In 1992, for my final year of Marketing at the University of Cape Town, my friend Rory and I were assigned a presentation on the dark arts of merchandising. We wanted to be legends. We planned to reveal the "tricks of the trade"—how grocery stores put the bakery at the back to force you through the aisles, and how cereal boxes feature characters whose eyes are mathematically angled to lock onto a passing child’s gaze.
Since Google Images didn't exist, I spent days as a guerrilla photographer, snapping high-quality evidence of impulse-buy racks and strategically placed chocolates. We centered our entire grade on these visuals.
The day arrived. We set up my dad’s analog slide projector—a beast of a machine that required manual loading. We were so rushed we skipped a full technical rehearsal, but I was confident.
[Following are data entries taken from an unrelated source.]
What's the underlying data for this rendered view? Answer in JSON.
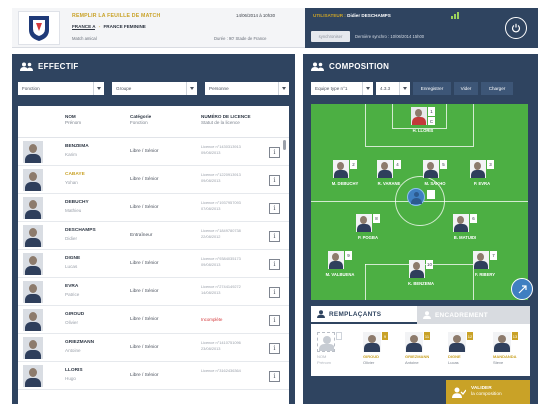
{
  "header": {
    "title": "REMPLIR LA FEUILLE DE MATCH",
    "datetime": "14/06/2014 à 10h30",
    "team_home": "FRANCE A",
    "vs": "-",
    "team_away": "FRANCE FEMININE",
    "match_type": "Match amical",
    "venue": "Durée : 90'    Stade de France",
    "user_label": "UTILISATEUR :",
    "user_name": "Didier DESCHAMPS",
    "sync_button": "synchroniser",
    "last_sync": "Dernière synchro : 10/06/2014    15h00"
  },
  "effectif": {
    "title": "EFFECTIF",
    "filters": [
      "Fonction",
      "Groupe",
      "Personne"
    ],
    "columns": {
      "name": "NOM",
      "name_sub": "Prénom",
      "cat": "Catégorie",
      "cat_sub": "Fonction",
      "lic": "NUMÉRO DE LICENCE",
      "lic_sub": "Statut de la licence"
    },
    "players": [
      {
        "last": "BENZEMA",
        "first": "Karim",
        "category": "Libre / Sénior",
        "license": "Licence n°1430313913",
        "license_date": "09/08/2013",
        "highlight": false
      },
      {
        "last": "CABAYE",
        "first": "Yohan",
        "category": "Libre / Sénior",
        "license": "Licence n°1220913913",
        "license_date": "09/08/2013",
        "highlight": true
      },
      {
        "last": "DEBUCHY",
        "first": "Mathieu",
        "category": "Libre / Sénior",
        "license": "Licence n°1937957093",
        "license_date": "07/08/2013",
        "highlight": false
      },
      {
        "last": "DESCHAMPS",
        "first": "Didier",
        "category": "Entraîneur",
        "license": "Licence n°1849780738",
        "license_date": "22/08/2012",
        "highlight": false
      },
      {
        "last": "DIGNE",
        "first": "Lucas",
        "category": "Libre / Sénior",
        "license": "Licence n°9384035173",
        "license_date": "09/08/2013",
        "highlight": false
      },
      {
        "last": "EVRA",
        "first": "Patrice",
        "category": "Libre / Sénior",
        "license": "Licence n°2744149272",
        "license_date": "14/08/2013",
        "highlight": false
      },
      {
        "last": "GIROUD",
        "first": "Olivier",
        "category": "Libre / Sénior",
        "license": "Incomplète",
        "license_date": "",
        "highlight": false
      },
      {
        "last": "GRIEZMANN",
        "first": "Antoine",
        "category": "Libre / Sénior",
        "license": "Licence n°1410751096",
        "license_date": "23/08/2013",
        "highlight": false
      },
      {
        "last": "LLORIS",
        "first": "Hugo",
        "category": "Libre / Sénior",
        "license": "Licence n°3162436364",
        "license_date": "",
        "highlight": false
      }
    ],
    "info_icon_label": "i"
  },
  "composition": {
    "title": "COMPOSITION",
    "team_select": "Equipe type n°1",
    "formation_select": "4.3.3",
    "save_button": "Enregistrer",
    "clear_button": "Vider",
    "load_button": "Charger",
    "pitch_players": [
      {
        "num": "1",
        "cap": "C",
        "name": "H. LLORIS",
        "gk": true
      },
      {
        "num": "2",
        "name": "M. DEBUCHY"
      },
      {
        "num": "4",
        "name": "R. VARANE"
      },
      {
        "num": "5",
        "name": "M. SAKHO"
      },
      {
        "num": "3",
        "name": "P. EVRA"
      },
      {
        "num": "8",
        "name": "P. POGBA"
      },
      {
        "num": "6",
        "name": "B. MATUIDI"
      },
      {
        "num": "9",
        "name": "M. VALBUENA"
      },
      {
        "num": "10",
        "name": "K. BENZEMA"
      },
      {
        "num": "7",
        "name": "F. RIBERY"
      }
    ],
    "coach_num": "",
    "bench_tab": "REMPLAÇANTS",
    "staff_tab": "ENCADREMENT",
    "bench": [
      {
        "num": "",
        "last": "NOM",
        "first": "Prénom",
        "empty": true
      },
      {
        "num": "9",
        "last": "GIROUD",
        "first": "Olivier"
      },
      {
        "num": "11",
        "last": "GRIEZMANN",
        "first": "Antoine"
      },
      {
        "num": "12",
        "last": "DIGNE",
        "first": "Lucas"
      },
      {
        "num": "13",
        "last": "MANDANDA",
        "first": "Steve"
      }
    ],
    "validate_title": "VALIDER",
    "validate_sub": "la composition"
  },
  "colors": {
    "navy": "#2f4460",
    "gold": "#c9a227",
    "pitch": "#4caf43",
    "alert": "#d4393b"
  }
}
I stood at the front, took a deep breath, and clicked the remote for the first slide.
CLACK-WHIZZZ!
Instead of appearing on the screen, the first slide popped up like a piece of overactive toast and went flying through the air, soaring over the heads of the third row.
Stunned, I pressed the button again. CLACK-WHIZZZ! The second slide followed suit, embarking on its own solo flight across the lecture hall. Rory scrambled to the back, frantically wrestling with the machine, but it had transformed from a projector into a high-velocity catapult.
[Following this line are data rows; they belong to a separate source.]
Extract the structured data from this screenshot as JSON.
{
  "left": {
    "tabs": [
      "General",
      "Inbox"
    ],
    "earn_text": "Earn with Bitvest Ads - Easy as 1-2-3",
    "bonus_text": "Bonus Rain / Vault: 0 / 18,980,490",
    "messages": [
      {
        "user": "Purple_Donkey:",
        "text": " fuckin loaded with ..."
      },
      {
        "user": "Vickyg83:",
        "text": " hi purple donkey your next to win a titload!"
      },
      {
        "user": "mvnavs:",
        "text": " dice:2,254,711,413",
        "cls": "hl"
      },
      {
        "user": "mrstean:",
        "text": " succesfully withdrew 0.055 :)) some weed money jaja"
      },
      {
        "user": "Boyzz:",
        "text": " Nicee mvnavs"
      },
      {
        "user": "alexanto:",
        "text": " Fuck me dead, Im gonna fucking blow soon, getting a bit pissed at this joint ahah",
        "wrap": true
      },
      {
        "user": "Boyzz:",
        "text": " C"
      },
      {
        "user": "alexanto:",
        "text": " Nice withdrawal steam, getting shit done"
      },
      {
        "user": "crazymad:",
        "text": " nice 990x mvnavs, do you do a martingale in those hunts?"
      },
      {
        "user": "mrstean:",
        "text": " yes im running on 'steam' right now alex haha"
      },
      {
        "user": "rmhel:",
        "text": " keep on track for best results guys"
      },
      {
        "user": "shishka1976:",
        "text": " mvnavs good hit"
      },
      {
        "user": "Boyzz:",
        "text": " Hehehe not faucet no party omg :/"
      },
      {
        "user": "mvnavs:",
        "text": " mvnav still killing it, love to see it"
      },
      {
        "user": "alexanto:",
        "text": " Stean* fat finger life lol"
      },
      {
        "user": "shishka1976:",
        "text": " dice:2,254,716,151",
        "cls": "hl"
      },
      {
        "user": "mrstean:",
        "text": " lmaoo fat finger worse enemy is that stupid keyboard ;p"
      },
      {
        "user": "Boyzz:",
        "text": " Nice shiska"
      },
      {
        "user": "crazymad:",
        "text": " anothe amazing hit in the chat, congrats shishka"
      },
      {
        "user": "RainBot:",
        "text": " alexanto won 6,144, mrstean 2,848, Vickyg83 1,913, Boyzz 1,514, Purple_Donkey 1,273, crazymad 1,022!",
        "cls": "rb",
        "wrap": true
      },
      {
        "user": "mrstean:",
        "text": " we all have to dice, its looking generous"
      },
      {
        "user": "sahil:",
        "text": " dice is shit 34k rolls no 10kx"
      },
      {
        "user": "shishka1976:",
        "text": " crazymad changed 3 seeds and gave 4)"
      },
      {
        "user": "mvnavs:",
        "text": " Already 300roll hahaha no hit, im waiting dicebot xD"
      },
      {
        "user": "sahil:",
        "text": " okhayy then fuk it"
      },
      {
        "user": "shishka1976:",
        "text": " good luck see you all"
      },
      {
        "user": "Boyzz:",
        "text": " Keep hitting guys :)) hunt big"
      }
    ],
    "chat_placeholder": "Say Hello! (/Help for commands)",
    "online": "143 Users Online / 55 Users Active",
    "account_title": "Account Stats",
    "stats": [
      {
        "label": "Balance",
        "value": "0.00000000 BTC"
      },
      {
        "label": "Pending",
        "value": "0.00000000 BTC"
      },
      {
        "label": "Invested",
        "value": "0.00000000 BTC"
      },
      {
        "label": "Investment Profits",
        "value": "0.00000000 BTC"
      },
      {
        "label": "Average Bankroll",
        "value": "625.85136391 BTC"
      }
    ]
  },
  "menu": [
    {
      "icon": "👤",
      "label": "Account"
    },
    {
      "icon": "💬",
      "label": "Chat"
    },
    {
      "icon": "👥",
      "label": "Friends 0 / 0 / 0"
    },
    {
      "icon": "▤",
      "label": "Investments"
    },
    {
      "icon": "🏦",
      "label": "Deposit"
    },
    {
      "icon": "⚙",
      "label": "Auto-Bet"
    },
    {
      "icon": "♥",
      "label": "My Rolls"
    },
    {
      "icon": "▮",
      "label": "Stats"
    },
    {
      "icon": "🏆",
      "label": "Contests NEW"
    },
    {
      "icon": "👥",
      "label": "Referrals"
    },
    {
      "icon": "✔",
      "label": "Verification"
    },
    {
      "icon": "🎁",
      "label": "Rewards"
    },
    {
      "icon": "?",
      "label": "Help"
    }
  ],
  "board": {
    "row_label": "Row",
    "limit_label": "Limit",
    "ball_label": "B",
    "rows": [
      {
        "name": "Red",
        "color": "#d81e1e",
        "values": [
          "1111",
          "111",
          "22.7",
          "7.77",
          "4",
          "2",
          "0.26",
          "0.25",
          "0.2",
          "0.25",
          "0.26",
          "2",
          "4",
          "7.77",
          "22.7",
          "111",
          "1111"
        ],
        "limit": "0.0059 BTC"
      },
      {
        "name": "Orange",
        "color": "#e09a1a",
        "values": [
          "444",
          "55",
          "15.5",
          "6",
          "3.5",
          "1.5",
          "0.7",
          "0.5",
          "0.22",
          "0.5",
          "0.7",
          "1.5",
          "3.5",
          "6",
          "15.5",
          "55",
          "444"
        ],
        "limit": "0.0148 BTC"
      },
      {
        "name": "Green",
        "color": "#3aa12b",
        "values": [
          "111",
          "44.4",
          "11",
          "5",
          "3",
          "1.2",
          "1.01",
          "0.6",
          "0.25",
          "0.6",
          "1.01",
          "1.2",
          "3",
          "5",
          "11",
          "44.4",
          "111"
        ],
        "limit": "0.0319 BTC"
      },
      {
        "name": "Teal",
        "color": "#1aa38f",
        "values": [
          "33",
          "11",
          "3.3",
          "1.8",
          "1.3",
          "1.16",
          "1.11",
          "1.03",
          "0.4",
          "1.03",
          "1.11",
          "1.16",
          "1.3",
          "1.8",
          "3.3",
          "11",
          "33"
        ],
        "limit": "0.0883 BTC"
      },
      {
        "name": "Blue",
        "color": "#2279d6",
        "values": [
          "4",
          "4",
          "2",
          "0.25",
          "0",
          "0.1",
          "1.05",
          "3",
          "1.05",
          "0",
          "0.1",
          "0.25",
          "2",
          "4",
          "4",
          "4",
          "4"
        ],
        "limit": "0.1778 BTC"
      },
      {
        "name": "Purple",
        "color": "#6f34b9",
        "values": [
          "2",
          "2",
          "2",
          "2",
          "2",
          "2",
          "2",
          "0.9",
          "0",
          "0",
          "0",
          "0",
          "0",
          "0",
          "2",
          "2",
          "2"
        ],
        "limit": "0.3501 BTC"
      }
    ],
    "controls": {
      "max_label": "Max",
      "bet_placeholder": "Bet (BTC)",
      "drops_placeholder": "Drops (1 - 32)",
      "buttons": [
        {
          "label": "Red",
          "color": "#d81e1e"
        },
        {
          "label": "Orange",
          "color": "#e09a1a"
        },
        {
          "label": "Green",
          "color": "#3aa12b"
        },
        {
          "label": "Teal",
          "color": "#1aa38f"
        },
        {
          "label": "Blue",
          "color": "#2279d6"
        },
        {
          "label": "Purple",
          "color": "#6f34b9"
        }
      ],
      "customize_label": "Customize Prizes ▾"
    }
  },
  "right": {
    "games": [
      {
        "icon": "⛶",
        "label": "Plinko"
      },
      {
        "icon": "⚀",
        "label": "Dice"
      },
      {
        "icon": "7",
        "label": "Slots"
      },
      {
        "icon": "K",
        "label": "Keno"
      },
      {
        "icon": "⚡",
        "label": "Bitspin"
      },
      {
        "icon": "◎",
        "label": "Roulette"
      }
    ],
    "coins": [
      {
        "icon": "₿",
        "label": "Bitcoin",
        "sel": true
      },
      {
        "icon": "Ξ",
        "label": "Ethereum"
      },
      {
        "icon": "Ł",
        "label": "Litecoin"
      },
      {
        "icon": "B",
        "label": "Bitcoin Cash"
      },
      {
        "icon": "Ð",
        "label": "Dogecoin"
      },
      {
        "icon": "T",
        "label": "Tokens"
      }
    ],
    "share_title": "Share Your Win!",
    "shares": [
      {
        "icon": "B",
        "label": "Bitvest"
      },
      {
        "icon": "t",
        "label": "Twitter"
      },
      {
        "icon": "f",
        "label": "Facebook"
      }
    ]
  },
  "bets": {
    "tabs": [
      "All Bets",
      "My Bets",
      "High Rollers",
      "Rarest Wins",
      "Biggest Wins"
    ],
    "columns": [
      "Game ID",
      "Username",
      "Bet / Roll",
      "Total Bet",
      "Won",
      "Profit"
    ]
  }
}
Doing a visual-heavy presentation without a single image is a special kind of hell. I stuttered through descriptions of "imaginary" cereal boxes while my hard-earned research lay scattered on the floor among the feet of my peers.
Being a student with very high standards, I was devastated. But as we walked out, Rory just shrugged and chuckled and said, "Shit happens, Graeme. No one died."
Rory was right of course. Decades later, the grade is forgotten, but the image of my hard-earned research whizzing through the air like a plastic bird never fails to bring a chuckle. They say what doesn’t kill you makes you stronger, but in my experience, it often just makes you funnier. Even if it takes a few years to fully appreciate the joke.